8. A cellular phone having a voice synthesizer as recited in claim 6 .
9. A voice synthesizer according to claim 6 , wherein the speech style further includes foreign languages; and
the voice synthesizing part selects a stereotypical sentence in said foreign languages, which is different from the language of the voice-contents, when the foreign language is selected as the speech style.
10. A voice synthesizer according to claim 6 , wherein the memory further stores information of the stereotypical sentences each of which associated to the corresponds prosody data.
11. A voice synthesizer according to claim 6 , wherein the voice synthesizing part determines a word to be inserted in a replaceable part in the stereotypical sentences and calculates a prosody data of the word, and synthesizes the voice signal by inserting the prosody data of the input word to the replaceable part in the stereotypical sentences.
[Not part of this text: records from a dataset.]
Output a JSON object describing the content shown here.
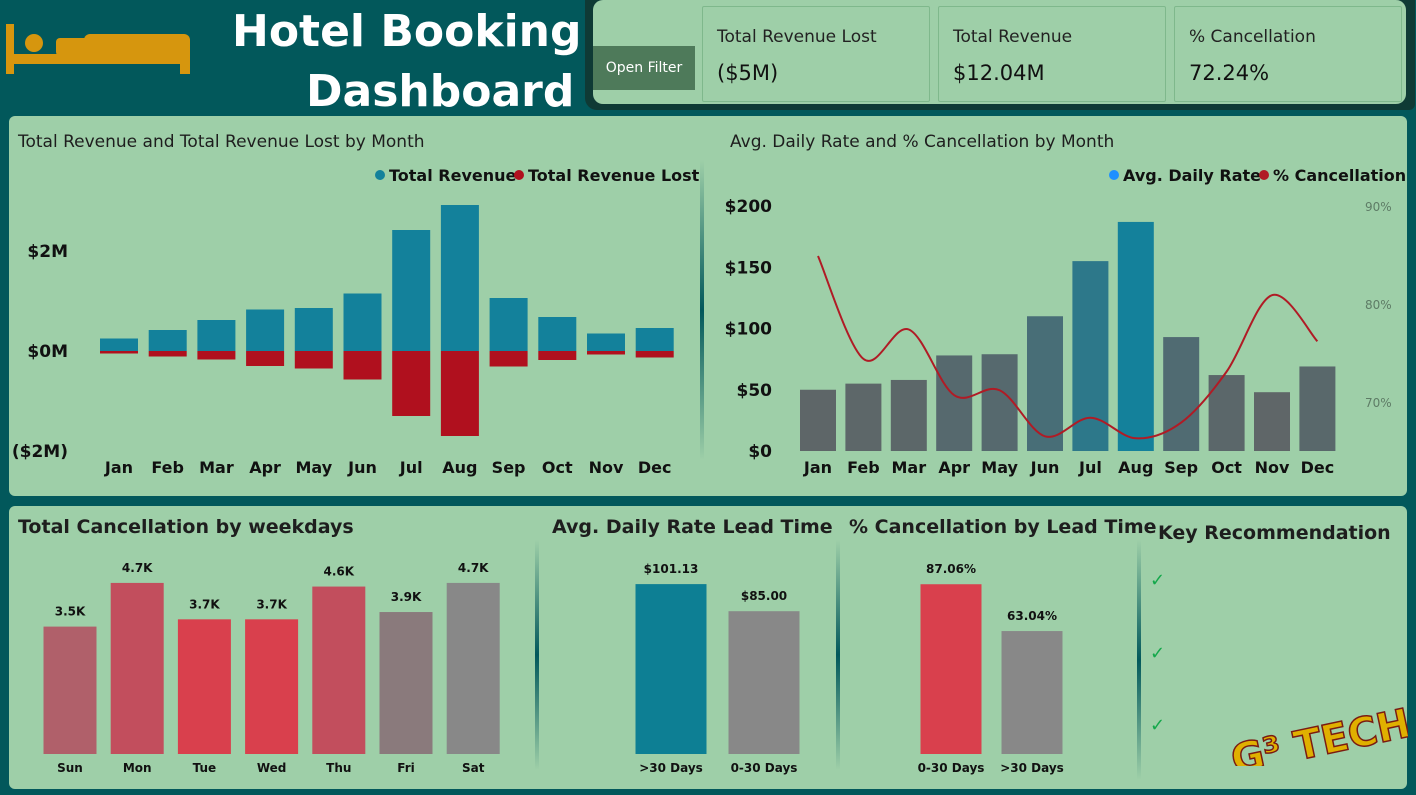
{
  "header": {
    "title_line1": "Hotel Booking",
    "title_line2": "Dashboard",
    "filter_button": "Open Filter"
  },
  "kpis": [
    {
      "label": "Total Revenue Lost",
      "value": "($5M)"
    },
    {
      "label": "Total Revenue",
      "value": "$12.04M"
    },
    {
      "label": "% Cancellation",
      "value": "72.24%"
    }
  ],
  "colors": {
    "background": "#02585b",
    "panel": "#9ecfa8",
    "revenue": "#13819b",
    "revenue_lost": "#b0101e",
    "rate_marker": "#1e90ff",
    "cancel_line": "#b01b25",
    "gray_bar": "#6b6b6b",
    "red_bar": "#d9404d",
    "check": "#14a84b",
    "icon": "#d6960e"
  },
  "icons": {
    "logo": "bed-icon",
    "brand": "g3-tech-logo",
    "check": "check-icon"
  },
  "chart_data": [
    {
      "type": "bar",
      "title": "Total Revenue and Total Revenue Lost by Month",
      "categories": [
        "Jan",
        "Feb",
        "Mar",
        "Apr",
        "May",
        "Jun",
        "Jul",
        "Aug",
        "Sep",
        "Oct",
        "Nov",
        "Dec"
      ],
      "series": [
        {
          "name": "Total Revenue",
          "values": [
            0.25,
            0.42,
            0.62,
            0.83,
            0.86,
            1.15,
            2.42,
            2.92,
            1.06,
            0.68,
            0.35,
            0.46
          ]
        },
        {
          "name": "Total Revenue Lost",
          "values": [
            -0.05,
            -0.11,
            -0.17,
            -0.3,
            -0.35,
            -0.57,
            -1.3,
            -1.7,
            -0.31,
            -0.18,
            -0.07,
            -0.13
          ]
        }
      ],
      "ylim": [
        -2,
        3.05
      ],
      "yticks": [
        {
          "v": 2,
          "label": "$2M"
        },
        {
          "v": 0,
          "label": "$0M"
        },
        {
          "v": -2,
          "label": "($2M)"
        }
      ],
      "legend_position": "top-right"
    },
    {
      "type": "bar",
      "title": "Avg. Daily Rate and % Cancellation by Month",
      "categories": [
        "Jan",
        "Feb",
        "Mar",
        "Apr",
        "May",
        "Jun",
        "Jul",
        "Aug",
        "Sep",
        "Oct",
        "Nov",
        "Dec"
      ],
      "series": [
        {
          "name": "Avg. Daily Rate",
          "values": [
            50,
            55,
            58,
            78,
            79,
            110,
            155,
            187,
            93,
            62,
            48,
            69
          ]
        },
        {
          "name": "% Cancellation",
          "type": "line",
          "axis": "right",
          "values": [
            85.0,
            74.5,
            77.5,
            70.8,
            71.3,
            66.6,
            68.5,
            66.4,
            68.0,
            73.2,
            81.0,
            76.3
          ]
        }
      ],
      "ylim": [
        0,
        200
      ],
      "yticks": [
        {
          "v": 200,
          "label": "$200"
        },
        {
          "v": 150,
          "label": "$150"
        },
        {
          "v": 100,
          "label": "$100"
        },
        {
          "v": 50,
          "label": "$50"
        },
        {
          "v": 0,
          "label": "$0"
        }
      ],
      "y2lim": [
        65,
        90
      ],
      "y2ticks": [
        {
          "v": 90,
          "label": "90%"
        },
        {
          "v": 80,
          "label": "80%"
        },
        {
          "v": 70,
          "label": "70%"
        }
      ],
      "legend_position": "top-right"
    },
    {
      "type": "bar",
      "title": "Total Cancellation by weekdays",
      "categories": [
        "Sun",
        "Mon",
        "Tue",
        "Wed",
        "Thu",
        "Fri",
        "Sat"
      ],
      "values": [
        3.5,
        4.7,
        3.7,
        3.7,
        4.6,
        3.9,
        4.7
      ],
      "labels": [
        "3.5K",
        "4.7K",
        "3.7K",
        "3.7K",
        "4.6K",
        "3.9K",
        "4.7K"
      ],
      "colors": [
        "#b0606a",
        "#c24e5d",
        "#d9404d",
        "#d9404d",
        "#c24e5d",
        "#8a7a7c",
        "#888888"
      ]
    },
    {
      "type": "bar",
      "title": "Avg. Daily Rate Lead Time",
      "categories": [
        ">30 Days",
        "0-30 Days"
      ],
      "values": [
        101.13,
        85.0
      ],
      "labels": [
        "$101.13",
        "$85.00"
      ],
      "colors": [
        "#0d7f94",
        "#888888"
      ]
    },
    {
      "type": "bar",
      "title": "% Cancellation by Lead Time",
      "categories": [
        "0-30 Days",
        ">30 Days"
      ],
      "values": [
        87.06,
        63.04
      ],
      "labels": [
        "87.06%",
        "63.04%"
      ],
      "colors": [
        "#d9404d",
        "#888888"
      ]
    }
  ],
  "recommendation": {
    "title": "Key Recommendation",
    "items": [
      "✓",
      "✓",
      "✓"
    ]
  },
  "brand": {
    "text": "G³ TECH"
  }
}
12. A prosody-data distributing method comprising steps of:
receiving an input specifying a speech style;
preparing a speech style dictionary that corresponds to the specified speech style which includes prosody data of a plurality of stereotypical sentences each of which corresponds to a predetermined voice contents and is in the same language as the voice-contents; and
supplying said speech style dictionary to a server provided in a communication network or a terminal device connected via said server;
so that the server and the terminal device can perform voice synthesis of the stereotypical sentence, when an input of specifying voice-content and speech style is input, using the supplied speech style dictionary.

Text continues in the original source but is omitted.